Down In The Grove finds Dylan at a low point in his career. There is no “Brownsville Girl” to provide a ray of hope. The songs come from a number of different sessions and are haphazardly thrown together to form this release. Every album he would release would come with impossibly high expectations which made this release all the more disappointing. Issued in May of 1988 it would continue the trend of high criticism and poor sales.
It all begins with three cover songs. “Let’s Stick Together,” “When Did You Leave Heaven?” and “Sally Sue Brown” are performed without passion as Dylan makes no effort to make them unique. Even the original songs “Death Is Not The End” and “Had A Dream About You, Baby” can’t save this release. His rendition of the old traditional song “Shenandoah” is almost painful.
The only possible redeeming tracks are the two written with Grateful Dead lyricist Robert Hunter. “Silvio” rocks a bit and the lyrics are fairly good. “Ugliest Girl In The World” at least finds him with a sense of humor.

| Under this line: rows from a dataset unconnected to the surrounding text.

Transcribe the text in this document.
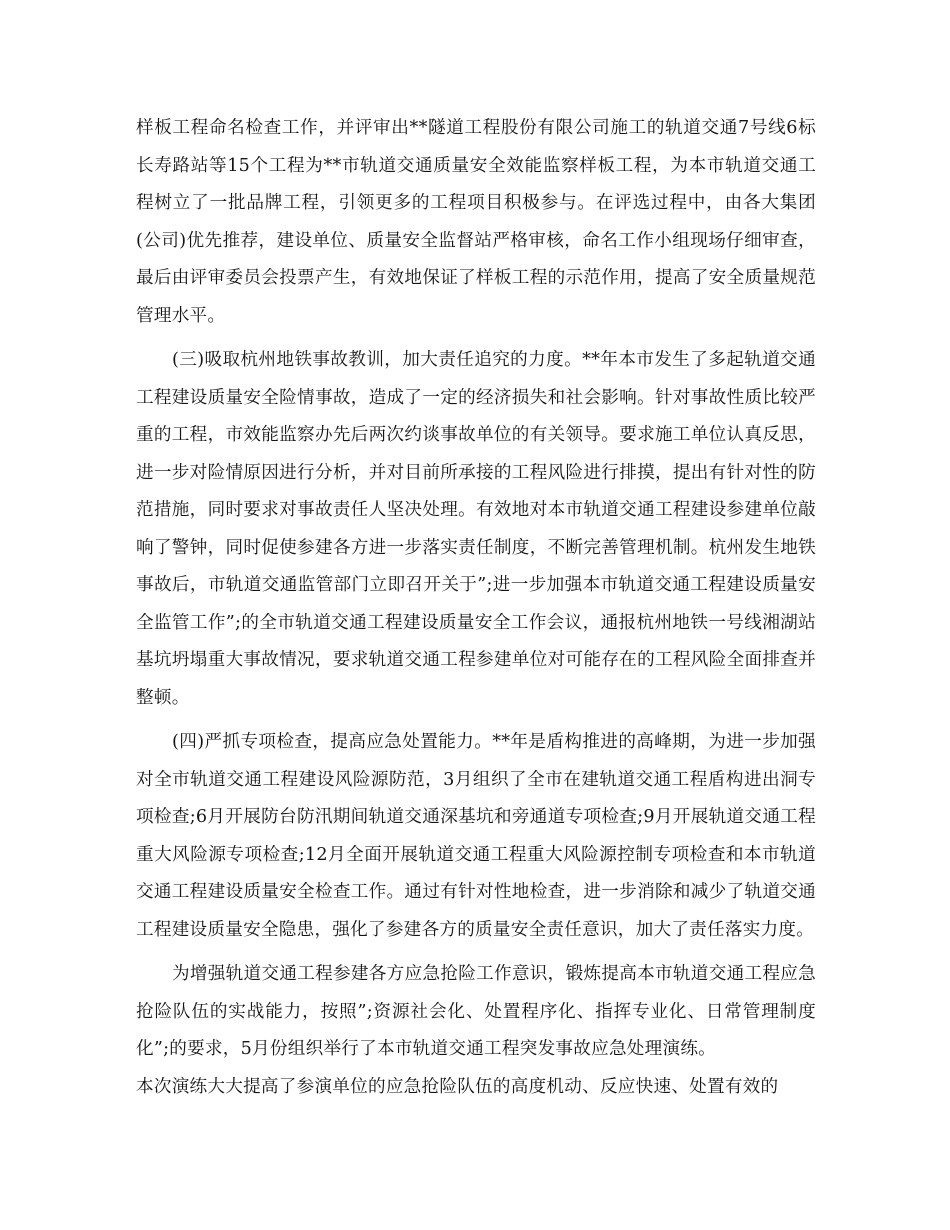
样板工程命名检查工作，并评审出**隧道工程股份有限公司施工的轨道交通7号线6标长寿路站等15个工程为**市轨道交通质量安全效能监察样板工程，为本市轨道交通工程树立了一批品牌工程，引领更多的工程项目积极参与。在评选过程中，由各大集团(公司)优先推荐，建设单位、质量安全监督站严格审核，命名工作小组现场仔细审查，最后由评审委员会投票产生，有效地保证了样板工程的示范作用，提高了安全质量规范管理水平。

(三)吸取杭州地铁事故教训，加大责任追究的力度。**年本市发生了多起轨道交通工程建设质量安全险情事故，造成了一定的经济损失和社会影响。针对事故性质比较严重的工程，市效能监察办先后两次约谈事故单位的有关领导。要求施工单位认真反思，进一步对险情原因进行分析，并对目前所承接的工程风险进行排摸，提出有针对性的防范措施，同时要求对事故责任人坚决处理。有效地对本市轨道交通工程建设参建单位敲响了警钟，同时促使参建各方进一步落实责任制度，不断完善管理机制。杭州发生地铁事故后，市轨道交通监管部门立即召开关于”;进一步加强本市轨道交通工程建设质量安全监管工作”;的全市轨道交通工程建设质量安全工作会议，通报杭州地铁一号线湘湖站基坑坍塌重大事故情况，要求轨道交通工程参建单位对可能存在的工程风险全面排查并整顿。

(四)严抓专项检查，提高应急处置能力。**年是盾构推进的高峰期，为进一步加强对全市轨道交通工程建设风险源防范，3月组织了全市在建轨道交通工程盾构进出洞专项检查;6月开展防台防汛期间轨道交通深基坑和旁通道专项检查;9月开展轨道交通工程重大风险源专项检查;12月全面开展轨道交通工程重大风险源控制专项检查和本市轨道交通工程建设质量安全检查工作。通过有针对性地检查，进一步消除和减少了轨道交通工程建设质量安全隐患，强化了参建各方的质量安全责任意识，加大了责任落实力度。

为增强轨道交通工程参建各方应急抢险工作意识，锻炼提高本市轨道交通工程应急抢险队伍的实战能力，按照”;资源社会化、处置程序化、指挥专业化、日常管理制度化”;的要求，5月份组织举行了本市轨道交通工程突发事故应急处理演练。

本次演练大大提高了参演单位的应急抢险队伍的高度机动、反应快速、处置有效的
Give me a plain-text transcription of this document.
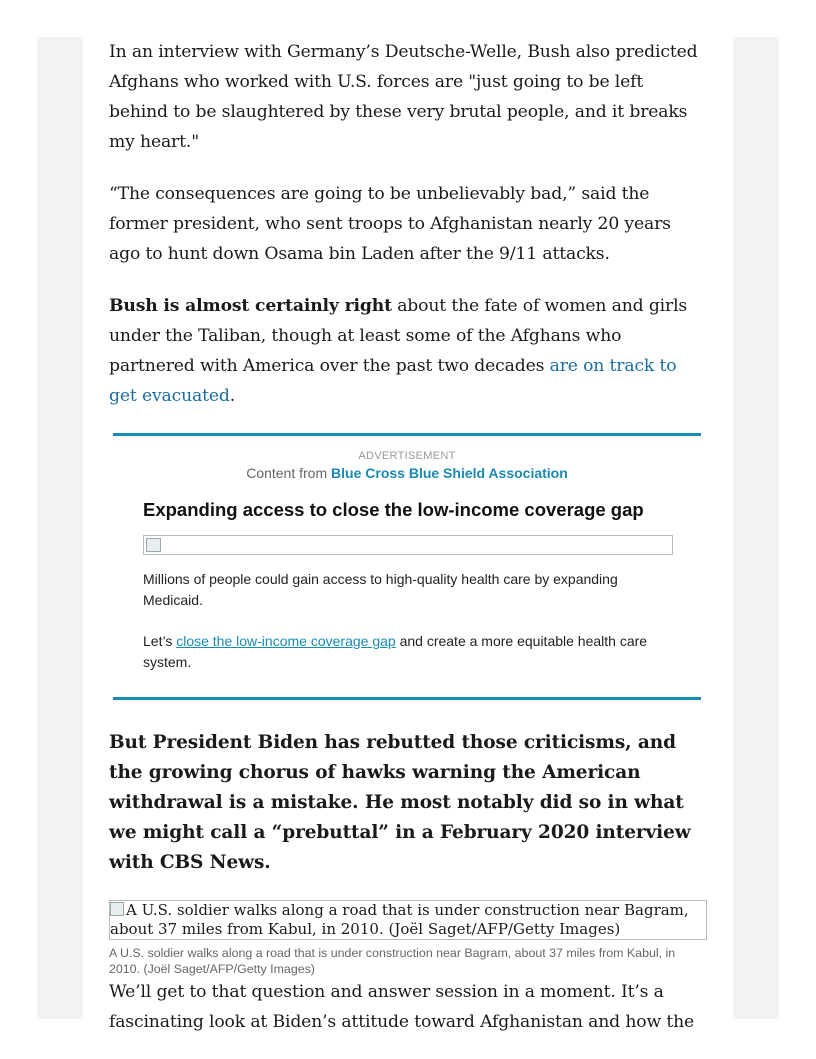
In an interview with Germany’s Deutsche-Welle, Bush also predicted Afghans who worked with U.S. forces are "just going to be left behind to be slaughtered by these very brutal people, and it breaks my heart."

“The consequences are going to be unbelievably bad,” said the former president, who sent troops to Afghanistan nearly 20 years ago to hunt down Osama bin Laden after the 9/11 attacks.

Bush is almost certainly right about the fate of women and girls under the Taliban, though at least some of the Afghans who partnered with America over the past two decades are on track to get evacuated.

ADVERTISEMENT
Content from Blue Cross Blue Shield Association
Expanding access to close the low-income coverage gap
Millions of people could gain access to high-quality health care by expanding Medicaid.
Let’s close the low-income coverage gap and create a more equitable health care system.
But President Biden has rebutted those criticisms, and the growing chorus of hawks warning the American withdrawal is a mistake. He most notably did so in what we might call a “prebuttal” in a February 2020 interview with CBS News.
A U.S. soldier walks along a road that is under construction near Bagram, about 37 miles from Kabul, in 2010. (Joël Saget/AFP/Getty Images)
A U.S. soldier walks along a road that is under construction near Bagram, about 37 miles from Kabul, in 2010. (Joël Saget/AFP/Getty Images)

We’ll get to that question and answer session in a moment. It’s a fascinating look at Biden’s attitude toward Afghanistan and how the
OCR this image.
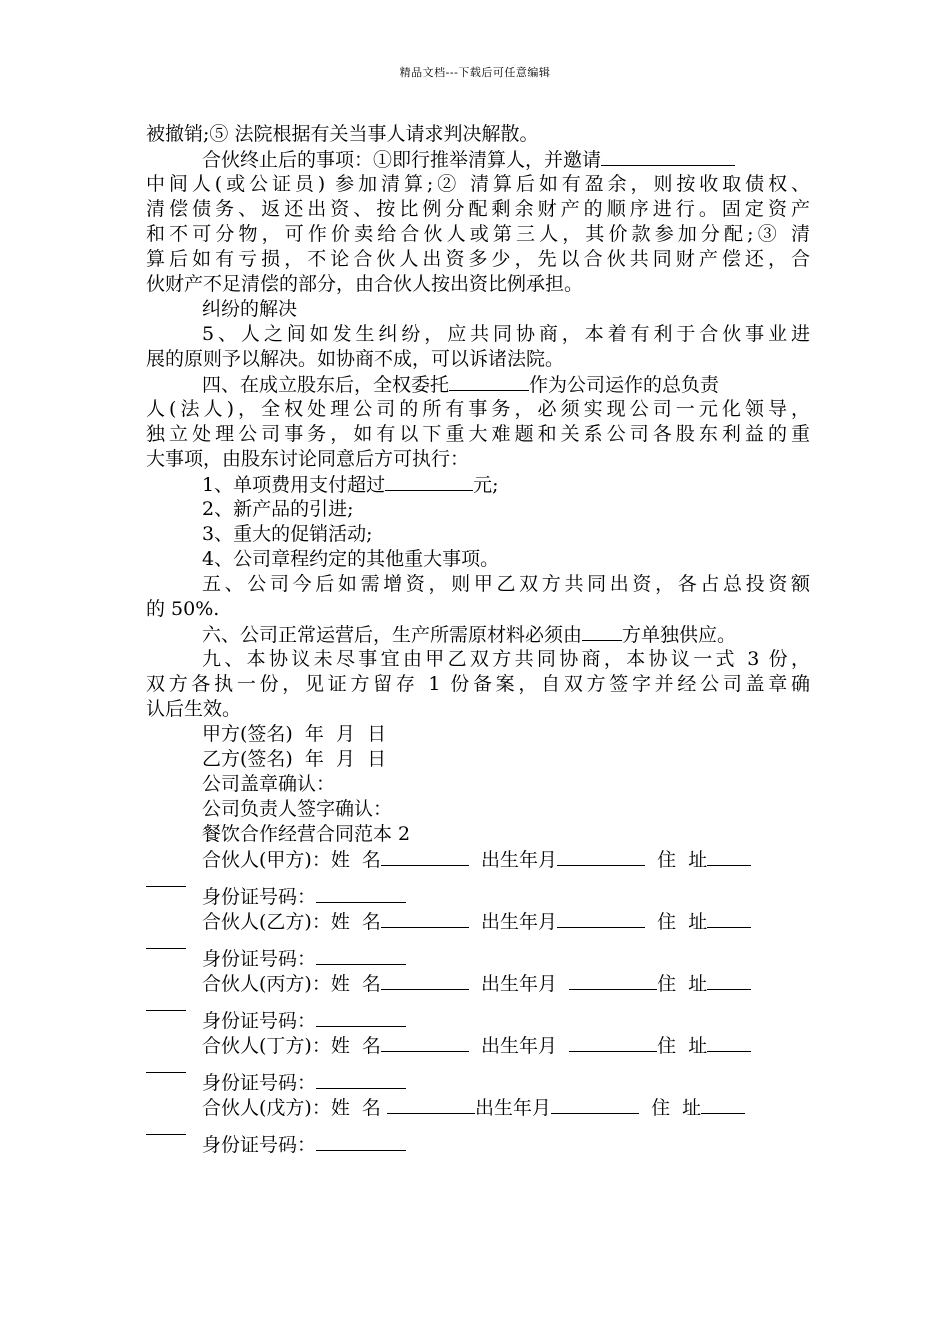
精品文档---下载后可任意编辑
被撤销;⑤ 法院根据有关当事人请求判决解散。
合伙终止后的事项：①即行推举清算人，并邀请
中间人(或公证员) 参加清算;② 清算后如有盈余，则按收取债权、
清偿债务、返还出资、按比例分配剩余财产的顺序进行。固定资产
和不可分物，可作价卖给合伙人或第三人，其价款参加分配;③ 清
算后如有亏损，不论合伙人出资多少，先以合伙共同财产偿还，合
伙财产不足清偿的部分，由合伙人按出资比例承担。
纠纷的解决
5、人之间如发生纠纷，应共同协商，本着有利于合伙事业进
展的原则予以解决。如协商不成，可以诉诸法院。
四、在成立股东后，全权委托	作为公司运作的总负责
人(法人)，全权处理公司的所有事务，必须实现公司一元化领导，
独立处理公司事务，如有以下重大难题和关系公司各股东利益的重
大事项，由股东讨论同意后方可执行：
1、单项费用支付超过	元;
2、新产品的引进;
3、重大的促销活动;
4、公司章程约定的其他重大事项。
五、公司今后如需增资，则甲乙双方共同出资，各占总投资额
的 50%.
六、公司正常运营后，生产所需原材料必须由 方单独供应。
九、本协议未尽事宜由甲乙双方共同协商，本协议一式 3 份，
双方各执一份，见证方留存 1 份备案，自双方签字并经公司盖章确
认后生效。
甲方(签名)  年  月  日
乙方(签名)  年  月  日
公司盖章确认：
公司负责人签字确认：
餐饮合作经营合同范本 2
合伙人(甲方)：姓  名	出生年月	住  址
身份证号码：
合伙人(乙方)：姓  名	出生年月	住  址
身份证号码：
合伙人(丙方)：姓  名	出生年月	住  址
身份证号码：
合伙人(丁方)：姓  名	出生年月	住  址
身份证号码：
合伙人(戊方)：姓  名	出生年月	住  址
身份证号码：
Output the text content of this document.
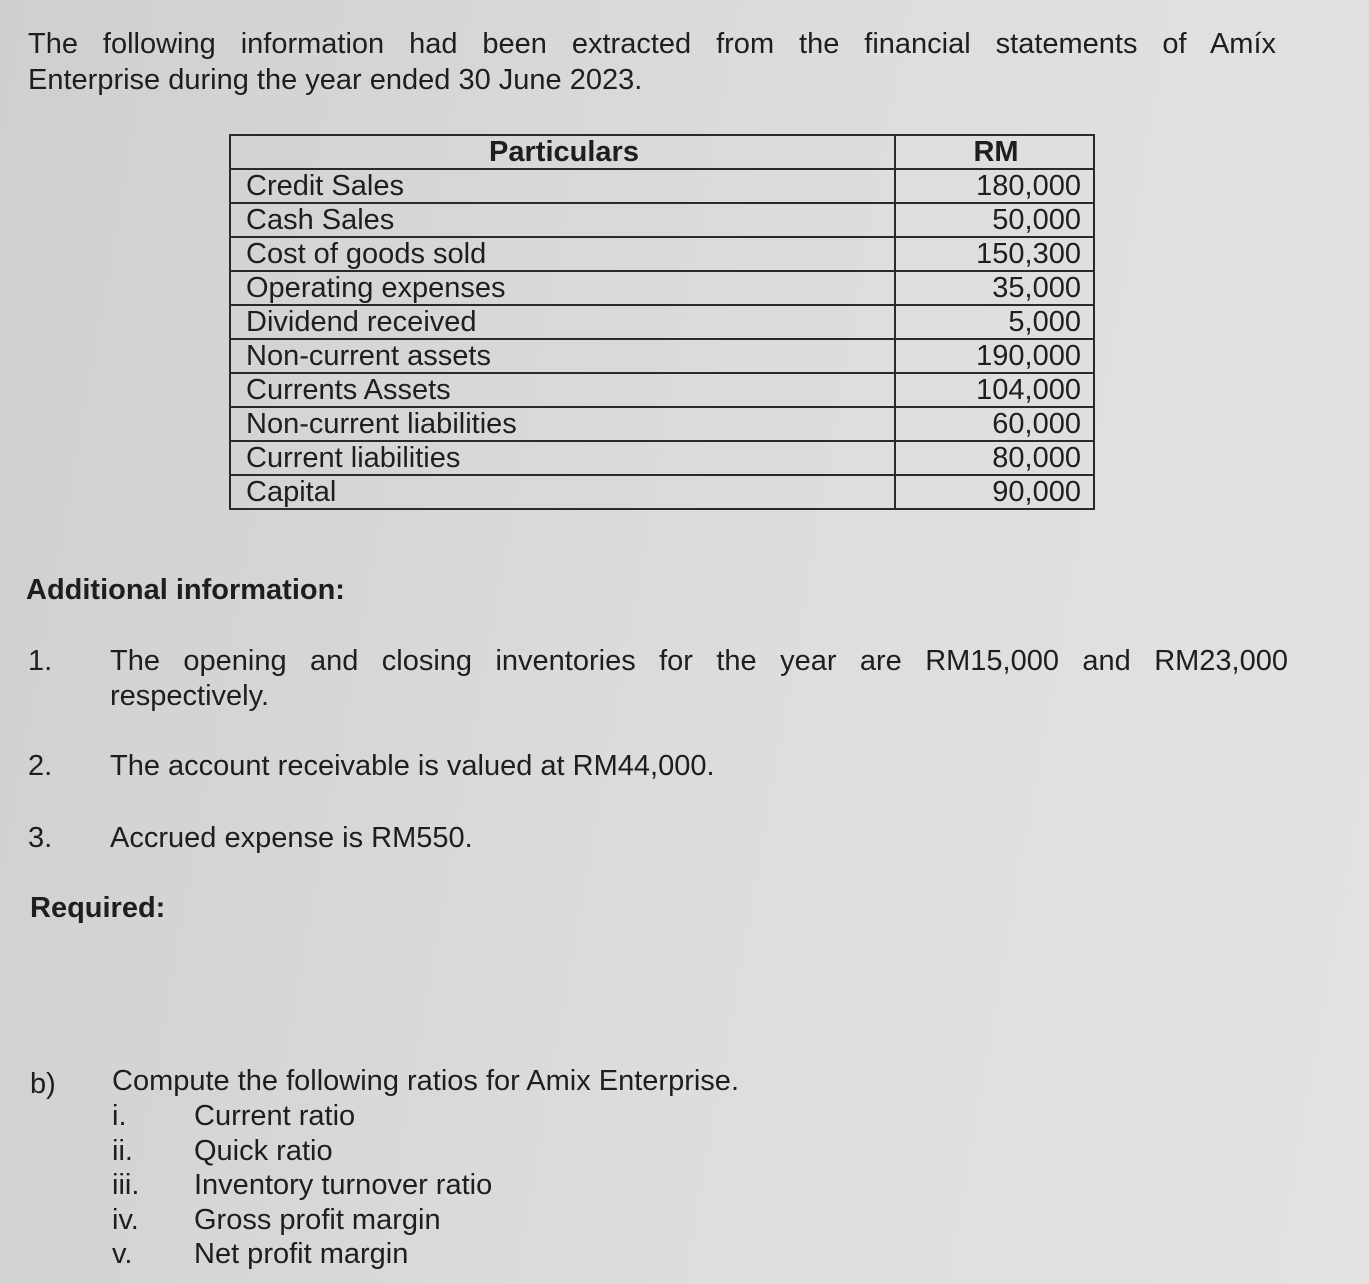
The following information had been extracted from the financial statements of Amíx
Enterprise during the year ended 30 June 2023.
Particulars	RM
Credit Sales	180,000
Cash Sales	50,000
Cost of goods sold	150,300
Operating expenses	35,000
Dividend received	5,000
Non-current assets	190,000
Currents Assets	104,000
Non-current liabilities	60,000
Current liabilities	80,000
Capital	90,000
Additional information:
1. The opening and closing inventories for the year are RM15,000 and RM23,000
respectively.
2. The account receivable is valued at RM44,000.
3. Accrued expense is RM550.
Required:
b) Compute the following ratios for Amix Enterprise.
i. Current ratio
ii. Quick ratio
iii. Inventory turnover ratio
iv. Gross profit margin
v. Net profit margin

Dylan was constantly touring at this point in his career and at about the time of this release he would stop using a huge entourage of musicians and singers and go back to a simple style of only a guitar, bass, and drums in support. The public would embrace this back-to-basics approach. It’s too bad it did not carry over into his recording career at this time.
Down In The Groove was lackadaisical and ultimately sterile and justly ranks near the bottom of his extensive catalogue. Many of his fans would keep the faith, however, and it would soon be rewarded.